RÉMUNÉRATION DES PERSONNELS ET RETRAITE : ÊTRE JUSTE POUR TOUTES ET TOUS

La fédération des Sgen-CFDT n’a pas attendu la publication du rapport Delevoye pour réfléchir, alerter et agir sur le sujet de la réforme des retraites et des rémunérations.

La rémunération des personnels de l’Éducation nationale – en particulier des enseignants – est un sujet ancien qui a justifié l’engagement de la fédération des Sgen et de toute la CFDT sur le dossier des « Parcours professionnels, carrières et rémunérations » (PPCR) alors pensé comme une première étape en matière de revalorisation.

L’exécutif répète depuis fin avril 2019 que la revalorisation des enseignants est indispensable pour accompagner la réforme des retraites. Le président de la République, le Premier ministre et les ministres de l’Éducation nationale l’ont affirmé au grand public, mais aussi à la CFDT et au Sgen-CFDT. Mais le sujet ne concerne pas que les enseignants de l’Éducation nationale. Pour le Sgen-CFDT, il faut en effet revaloriser tous les métiers dont la rémunération actuelle – primes comprises – ne peut suffire à compenser le passage à un nouveau système de retraite. Parce que leur traitement indiciaire et leurs primes sont trop faibles, parce que – pour des raisons de niveau de diplôme et de modalités de recrutement – des personnels risquent sinon une diminution de leur pension.

Pour le Sgen-CFDT, cette revalorisation doit viser plusieurs objectifs qui font système :

 Construire une réforme des retraites soutenable et acceptable

L’évolution du salaire moyen des enseignants sur le temps long (depuis 1982) comme les comparaisons avec les autres catégories type « cadres » traduisent clairement le décrochage des rémunérations des personnels enseignants.

Aujourd’hui, le dossier des retraites donne une plus grande acuité aux revendications salariales portées depuis longtemps.

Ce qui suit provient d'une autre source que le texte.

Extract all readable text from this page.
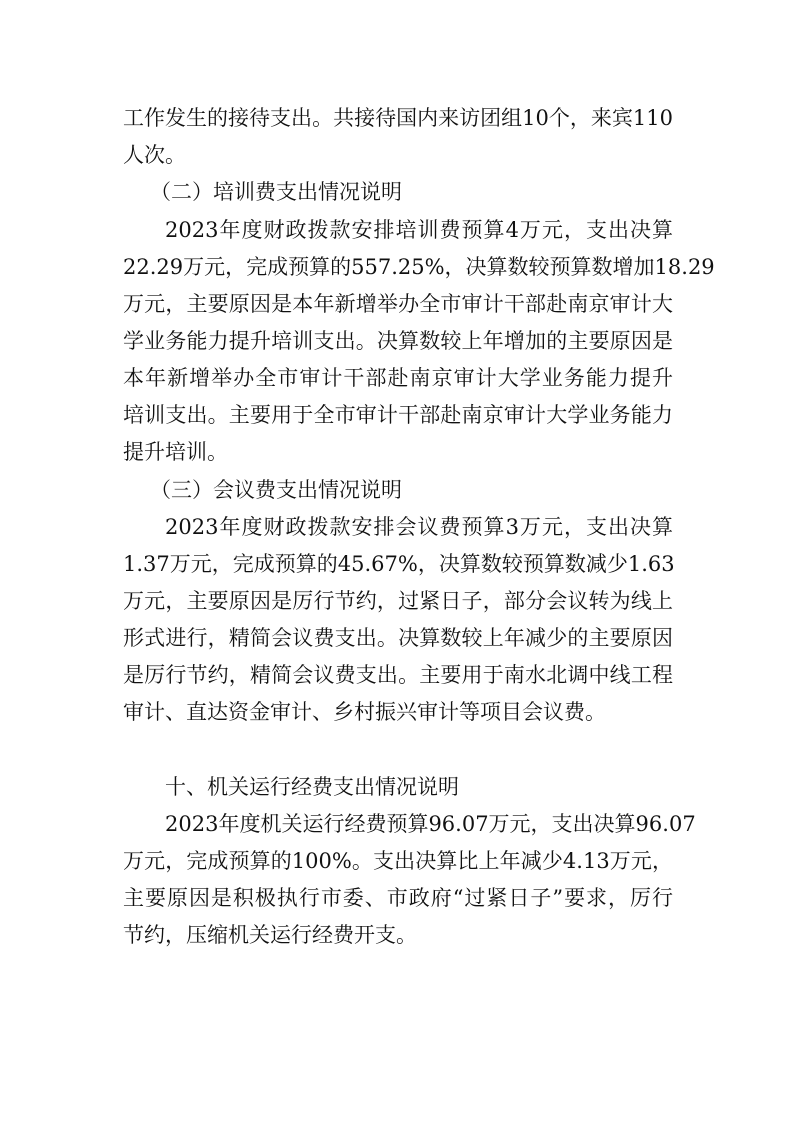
工作发生的接待支出。共接待国内来访团组10个，来宾110
人次。
（二）培训费支出情况说明
2023年度财政拨款安排培训费预算4万元，支出决算
22.29万元，完成预算的557.25%，决算数较预算数增加18.29
万元，主要原因是本年新增举办全市审计干部赴南京审计大
学业务能力提升培训支出。决算数较上年增加的主要原因是
本年新增举办全市审计干部赴南京审计大学业务能力提升
培训支出。主要用于全市审计干部赴南京审计大学业务能力
提升培训。
（三）会议费支出情况说明
2023年度财政拨款安排会议费预算3万元，支出决算
1.37万元，完成预算的45.67%，决算数较预算数减少1.63
万元，主要原因是厉行节约，过紧日子，部分会议转为线上
形式进行，精简会议费支出。决算数较上年减少的主要原因
是厉行节约，精简会议费支出。主要用于南水北调中线工程
审计、直达资金审计、乡村振兴审计等项目会议费。
十、机关运行经费支出情况说明
2023年度机关运行经费预算96.07万元，支出决算96.07
万元，完成预算的100%。支出决算比上年减少4.13万元，
主要原因是积极执行市委、市政府“过紧日子”要求，厉行
节约，压缩机关运行经费开支。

Pour les fonctionnaires, la perspective du changement de système caractérisé par la fin du calcul aligné sur les six derniers mois et l’intégration des primes, est particulièrement anxiogène. Ils n’ont par ailleurs pas toujours connaissance des injustices de la situation actuelle qui peut leur être défavorable.

Le changement du calcul de retraite invite ainsi plus que jamais à une approche en termes de rémunérations tout au long de la vie (que l’on soit actif ou retraité, en indiciaire ou en indemnitaire). Au-delà, c’est aussi le rapport au travail qui est interrogé, et en particulier la capacité que l’on donnera aux personnels, demain, de pouvoir décider de la fin de leur parcours professionnel (cessation progressive d’activité…).

Ce sont bien ces questions que le Sgen-CFDT portera lors des discussions avec le ministre, dans l’intérêt des agents.

Le Sgen-CFDT est convaincu, avec la CFDT, qu’il est encore possible de construire un nouveau système de retraite plus juste pour toutes et tous, et qui prendra mieux en compte des carrières qui articulent plus souvent des périodes d’activité dans le privé et dans le public. De plus en plus de personnels sont ou seront polypensionnés. Certains ont eu une carrière dans le secteur privé avant de travailler à l’Éducation nationale. D’autres ont fait le choix de quitter la Fonction publique pour exercer dans le secteur privé.

Pour le Sgen-CFDT, le Gouvernement dans son ensemble doit être au rendez-vous d’une revalorisation. C’est même l’État, par delà les alternances politiques, qui doit assurer aux agents que cette revalorisation ne sera pas entravée. Cet engagement est nécessaire, car la retraite est un contrat social.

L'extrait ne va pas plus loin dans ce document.